The most useful characteristic of an HPG is its ability to store energy at low power for a long time in a rotating disc, and then deliver very high power over a short time. It therefore is subject to all the drawbacks of rotating electrical machinery in terms of components such as bearings and bushings, which are subject to wear and need to be regularly maintained. This has meant that HPGs are in general large and expensive machines, not suited to be used on construction sites.
But the potential advantages of homopolar welding are huge, commented Scott Pish, research engineer at the Centre for Electromechanics. “Because no filler material is used and the energy [heat] is delivered to the weld zone as an impulse, less total electrical energy is required to complete the weld,” he said in a statement. “In just a few seconds, we can now weld bridge parts that would otherwise have taken hours to complete.” Moreover, because the energy is delivered over a very short time, it does not change the chemical characteristics of the materials being welded and strength is maintained.

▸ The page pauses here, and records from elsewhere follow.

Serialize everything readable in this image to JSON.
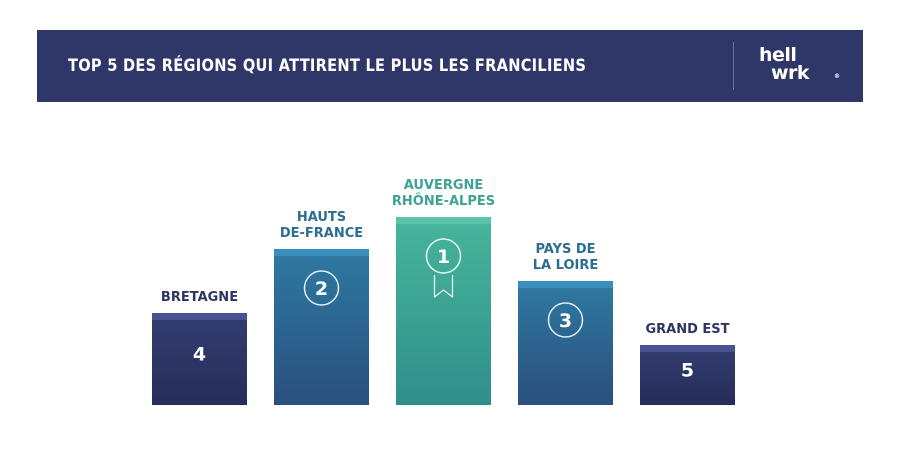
{
  "header": {
    "title": "TOP 5 DES RÉGIONS QUI ATTIRENT LE PLUS LES FRANCILIENS",
    "logo_line1": "hell",
    "logo_line2": "wrk",
    "logo_mark": "®"
  },
  "colors": {
    "header_bg": "#2f3768",
    "navy": "#2d3566",
    "teal_blue": "#2c6d94",
    "green_teal": "#3da392"
  },
  "chart_data": {
    "type": "bar",
    "title": "TOP 5 DES RÉGIONS QUI ATTIRENT LE PLUS LES FRANCILIENS",
    "categories": [
      [
        "BRETAGNE"
      ],
      [
        "HAUTS",
        "DE-FRANCE"
      ],
      [
        "AUVERGNE",
        "RHÔNE-ALPES"
      ],
      [
        "PAYS DE",
        "LA LOIRE"
      ],
      [
        "GRAND EST"
      ]
    ],
    "ranks": [
      "4",
      "2",
      "1",
      "3",
      "5"
    ],
    "podium_levels": [
      2,
      4,
      5,
      3,
      1
    ],
    "max_level": 5,
    "first_place_icon": "ribbon-medal-icon",
    "grid": false,
    "legend": "none"
  }
}
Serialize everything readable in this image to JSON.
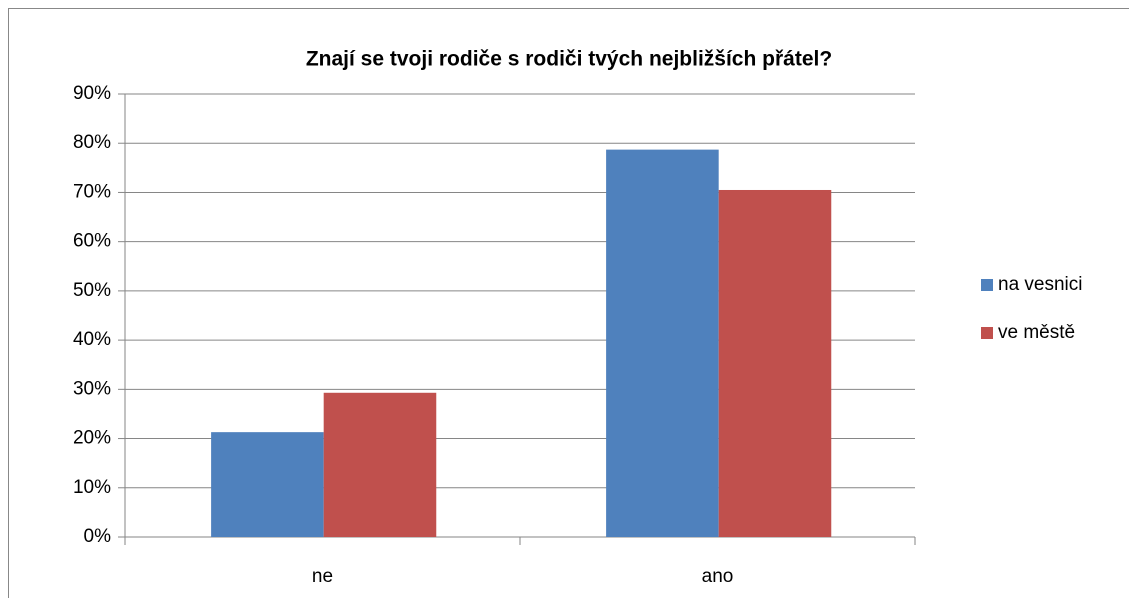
{
  "chart_data": {
    "type": "bar",
    "title": "Znají se tvoji rodiče s rodiči tvých nejbližších přátel?",
    "categories": [
      "ne",
      "ano"
    ],
    "series": [
      {
        "name": "na vesnici",
        "color": "#4f81bd",
        "values": [
          21.3,
          78.7
        ]
      },
      {
        "name": "ve městě",
        "color": "#c0504d",
        "values": [
          29.3,
          70.5
        ]
      }
    ],
    "ylim": [
      0,
      90
    ],
    "yticks": [
      {
        "value": 0,
        "label": "0%"
      },
      {
        "value": 10,
        "label": "10%"
      },
      {
        "value": 20,
        "label": "20%"
      },
      {
        "value": 30,
        "label": "30%"
      },
      {
        "value": 40,
        "label": "40%"
      },
      {
        "value": 50,
        "label": "50%"
      },
      {
        "value": 60,
        "label": "60%"
      },
      {
        "value": 70,
        "label": "70%"
      },
      {
        "value": 80,
        "label": "80%"
      },
      {
        "value": 90,
        "label": "90%"
      }
    ],
    "grid": true,
    "legend": "right"
  }
}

In research sponsored by the US Department of Transport, the Austin team has used components such as ceramic rolling element bearings to replace more expensive hydrostatic bearings, commercial electric brush mechanisms to replace bespoke brushes, variable speed low-inertia induction motors to spin the generator rather than a high pressure hydraulic motor, special-purpose bus bars with cross sections designed to resist high forces, and completely eliminated high-pressure hydraulic auxiliary systems. The result, they claim, is a compact HPG some 60 per cent cheaper than previous versions, which is suited to on-site civil engineering applications.
The range of applications to which the technique might be suited is large, the team claims. The main task it is targeting is butt-splicing together steel plates made by rolling mills to produce the longer plates needed for bridges. Currently, the techniques used to do this have changed little since the 1950s and are slow. Homopolar welding could do it in seconds, they claim. It could also be used to weld together sections of train track. Outside transport, it could also be used to repair oil and gas pipelines, particularly those used in fracking which is a hugely important process in the US and in some parts of Europe. According to welding experts at The Welding Institute (TWI) in Cambridge, pipe welding was one of the first applications explored by the University of Texas team.
Another application area could be in processing nuclear waste. Spent fuel rods must be first welded inside very robust containments before they can be reprocessed. The compact HPG could be part of a welding robot to accomplish this task without exposing humans to radiation. "The HPG has also been used to sinter metal powders,” The Austin team said. “X-ray targets in CT scanners are made from sintered molybdenum and tungsten. The ability to sinter these metals has already been demonstrated with pulsed compaction. An inexpensive generator could have a large role to play in this medical field.”
TWI told The Engineer that producing a compact HPG is only part of the solution to the problem. "The difficulty with using HPGs in welding is in the rotating disc aspect of the machinery," a spokesman explained. "You need to magnetically couple the energy pulse to the piece you are trying to weld, and because the pulse is generated by rotating disc it is circular. You could certainly deliver the very high power needed in a very short time to weld large pieces of steel, but coupling the power into something shaped like a flat plate or a train track rail is another matter.”